Bell argued that pseudo-conservatives were driven by fear of modernity. The United States was beginning to transition to a knowledge economy dominated by a “technical and professional intelligentsia”. This rattled the pseudo-conservatives, who felt, in Bell’s words, “the angst of the dispossessed”.
It’s more than a little like the forces that helped elect Donald Trump, spark extremist QAnon ideology, and launch the Jan. 6 attack on the Capitol.
The radical right of the 1960s, by contrast, never found its Trump – a leader who could unite the movement and give it real political power.

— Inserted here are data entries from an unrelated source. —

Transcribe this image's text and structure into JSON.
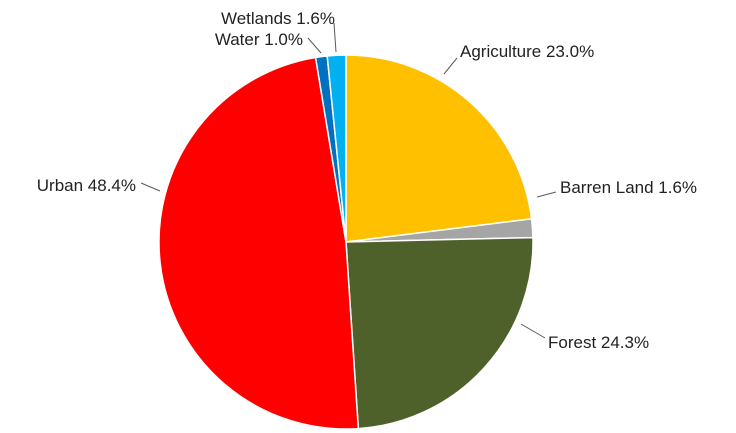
{
  "chart_data": {
    "type": "pie",
    "title": "",
    "slices": [
      {
        "label": "Agriculture",
        "value": 23.0,
        "display": "Agriculture 23.0%",
        "color": "#FFC000"
      },
      {
        "label": "Barren Land",
        "value": 1.6,
        "display": "Barren Land 1.6%",
        "color": "#A5A5A5"
      },
      {
        "label": "Forest",
        "value": 24.3,
        "display": "Forest 24.3%",
        "color": "#4F612A"
      },
      {
        "label": "Urban",
        "value": 48.4,
        "display": "Urban 48.4%",
        "color": "#FF0000"
      },
      {
        "label": "Water",
        "value": 1.0,
        "display": "Water 1.0%",
        "color": "#0070C0"
      },
      {
        "label": "Wetlands",
        "value": 1.6,
        "display": "Wetlands 1.6%",
        "color": "#00B0F0"
      }
    ],
    "start_angle_deg": 0,
    "direction": "clockwise",
    "legend": "none",
    "label_placement": "outside with leader lines"
  }
}
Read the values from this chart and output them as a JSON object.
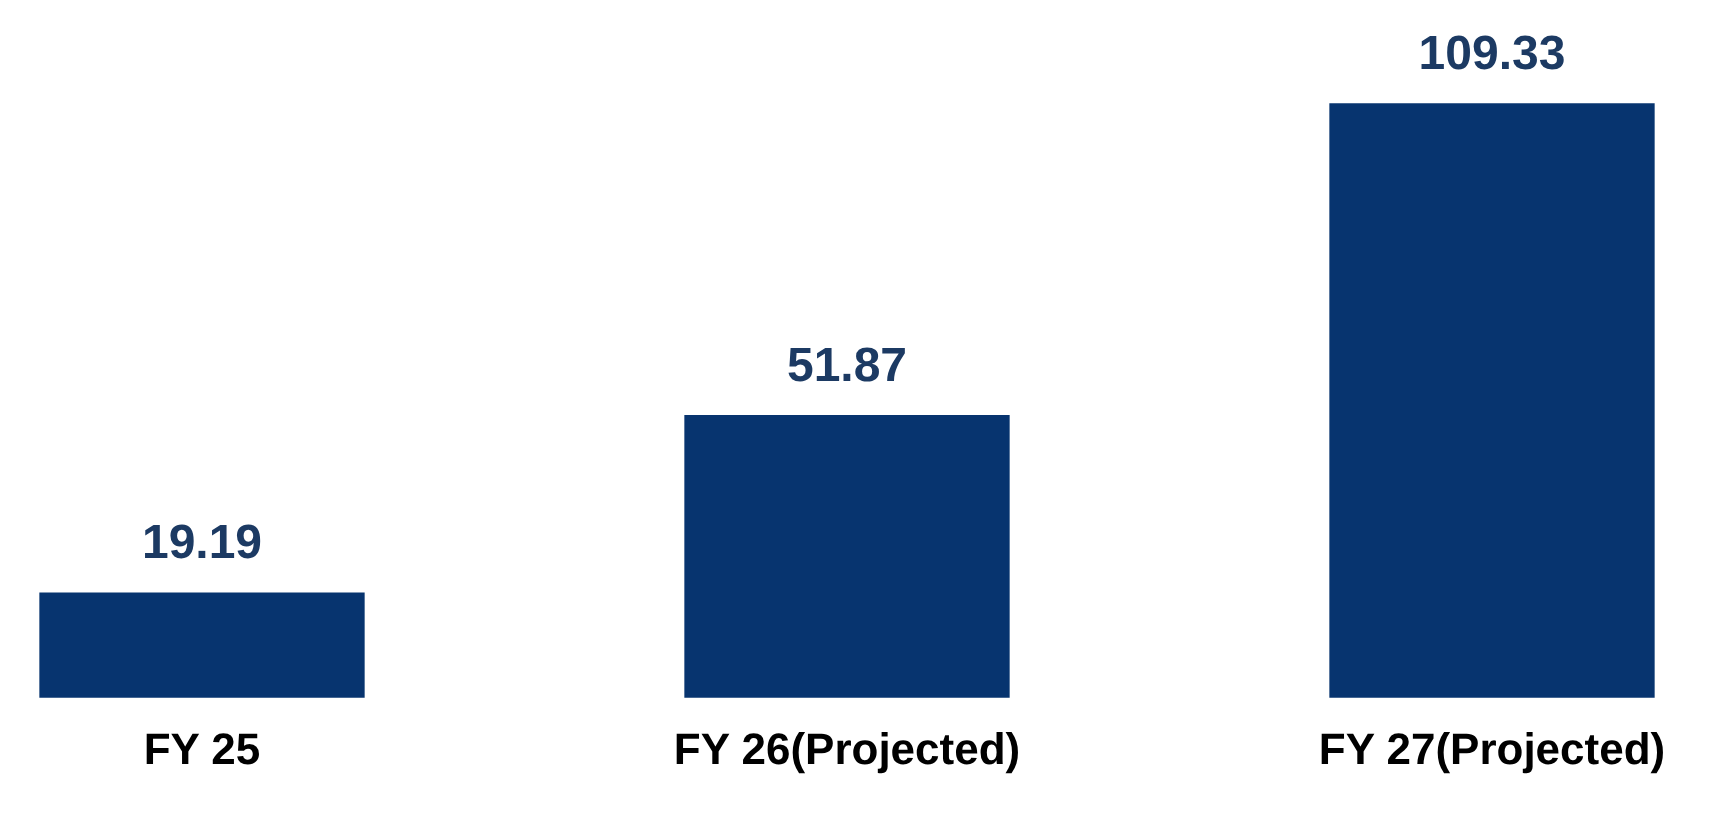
{
  "chart_data": {
    "type": "bar",
    "categories": [
      "FY 25",
      "FY 26(Projected)",
      "FY 27(Projected)"
    ],
    "values": [
      19.19,
      51.87,
      109.33
    ],
    "color": "#07346f",
    "data_labels": true,
    "grid": false,
    "legend": false,
    "tick_labels": "x"
  }
}
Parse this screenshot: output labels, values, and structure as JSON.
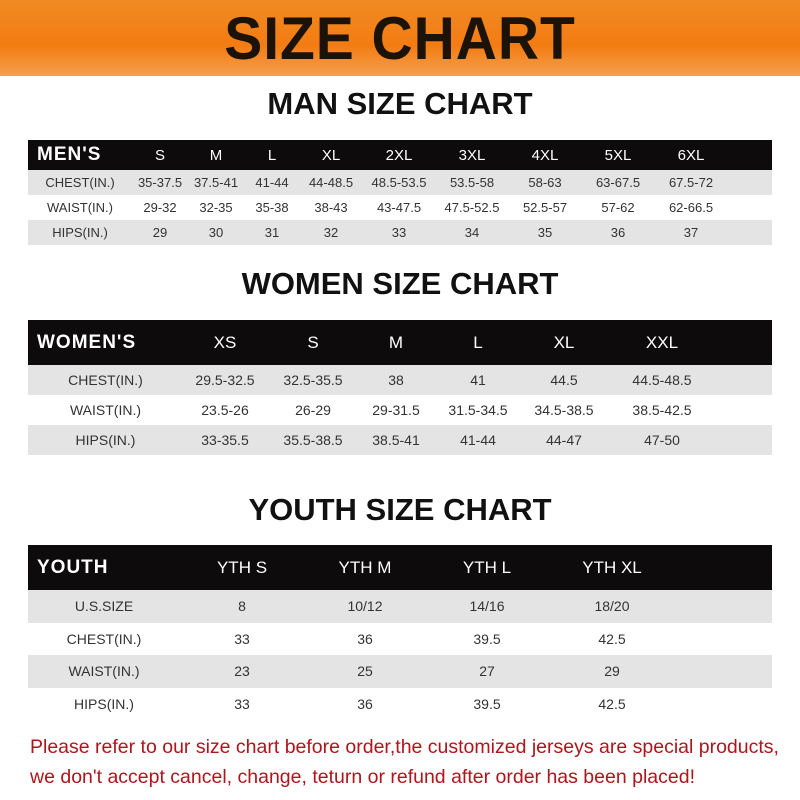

Barry Goldwater, the Republican firebrand who ran for president in 1964, was crushed in a landslide, and subsequent Republican presidents have not embraced pseudo-conservatism.
When the radical right first gained strength, it fell to a Democratic president to formulate a counterattack — just as President Biden and his congressional allies are trying now. In 1961, John F. Kennedy lamented those who “call a man on horseback because they don’t trust the people.” His brother, Attorney General Robert F. Kennedy, viewed the John Birch Society as “an enormous danger” and rebuked “those who, in the name of the fight against communism, sow the seeds of suspicion…against the foundations of our government – Congress, the Supreme Court, and even the presidency itself.
To ward off the threat, the Kennedys asked the IRS to audit extremist groups and the Federal Communications Commission to regulate right-wing radio. But these efforts have failed to dent the appeal of the groups.
Pseudo-conservatism only lost relevance in the mid-1960s, after conservatives such as Ronald Reagan disavowed the John Birch Society. Today’s Republicans have yet to follow suit with Trump, QAnon and the Jan. 6 attack. In February, the Republican National Committee declared the insurgency “legitimate political discourse.”
House committee investigating January 6 attack began a long-awaited series of hearings on Thursday. The committee, made up of seven Democrats and two Republicans, has so far remained united in its promise to uncover the truth about what Biden called “the worst attack on our democracy since the Civil War.”
But the ideology behind the attack is not new. Bell’s academic team was already sounding the alarm 67 years ago.